The 12th District has been in GOP hands for 35 years, was held for 18 of those years by Gov. John Kasich, and went for President Trump by 11 points in 2016. The seat’s last occupant, former U.S. Rep. Pat Tiberi, won re-election two years ago with 67 percent of the vote.

Both sides have poured millions into the race as Democrats hope to repeat the extremely narrow win of moderate Democrat Conor Lamb earlier this year in a Pittsburgh-area special election in a heavily Republican district also won by Mr. Trump.

Democrats hoped to turn the 12th, the last special election ahead of the Nov. 6 mid-terms, into a referendum on Mr. Trump, while Republicans sought to link Danny O’Connor, Franklin County’s 31-year-old recorder, to House Minority Leader Nancy Pelosi. Mr. O’Connor insisted he would not support her return to the role of speaker if Democrats regain control of the House.

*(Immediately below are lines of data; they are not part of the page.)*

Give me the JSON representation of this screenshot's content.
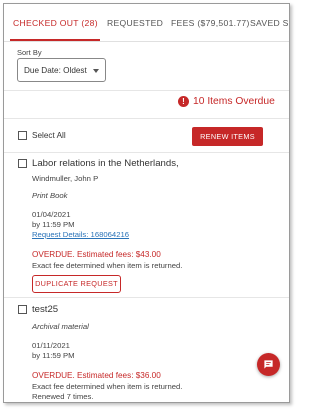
{
  "tabs": [
    {
      "label": "CHECKED OUT (28)",
      "active": true
    },
    {
      "label": "REQUESTED",
      "active": false
    },
    {
      "label": "FEES ($79,501.77)",
      "active": false
    },
    {
      "label": "SAVED SE",
      "active": false
    }
  ],
  "sort": {
    "label": "Sort By",
    "value": "Due Date: Oldest"
  },
  "overdue": {
    "icon": "alert-circle-icon",
    "text": "10 Items Overdue"
  },
  "select_all": {
    "label": "Select All",
    "renew_label": "RENEW ITEMS"
  },
  "items": [
    {
      "title": "Labor relations in the Netherlands,",
      "author": "Windmuller, John P",
      "format": "Print Book",
      "due_date": "01/04/2021",
      "due_time": "by 11:59 PM",
      "request_details": "Request Details: 168064216",
      "fee_line": "OVERDUE. Estimated fees: $43.00",
      "fee_note": "Exact fee determined when item is returned.",
      "button": "DUPLICATE REQUEST"
    },
    {
      "title": "test25",
      "format": "Archival material",
      "due_date": "01/11/2021",
      "due_time": "by 11:59 PM",
      "fee_line": "OVERDUE. Estimated fees: $36.00",
      "fee_note": "Exact fee determined when item is returned.",
      "renewed": "Renewed 7 times."
    }
  ],
  "colors": {
    "accent": "#c62828",
    "link": "#2a73b8"
  }
}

Mr. Trump, Vice President Mike Pence, and House Speaker Paul Ryan (R., Wis.) have all traveled to the district in support of state Sen. Troy Balderson (R., Zanesville) to ensure it stays in the Republican fold.

“Ohio, vote today for Troy Balderson for Congress,” Mr. Trump tweeted Tuesday. “His opponent, controlled by Nancy Pelosi, is weak on Crime, the Border, Military, Vets, your 2nd Amendment — and will end your Tax Cuts. Troy will be a great Congressman. #MAGA.”

Despite the 12th District’s consistent support of Republicans over the years, late polls had the candidates in a dead heat going into Tuesday, and Mr. O’Connor appeared to benefit from a stronger early-vote turnout among Democrats.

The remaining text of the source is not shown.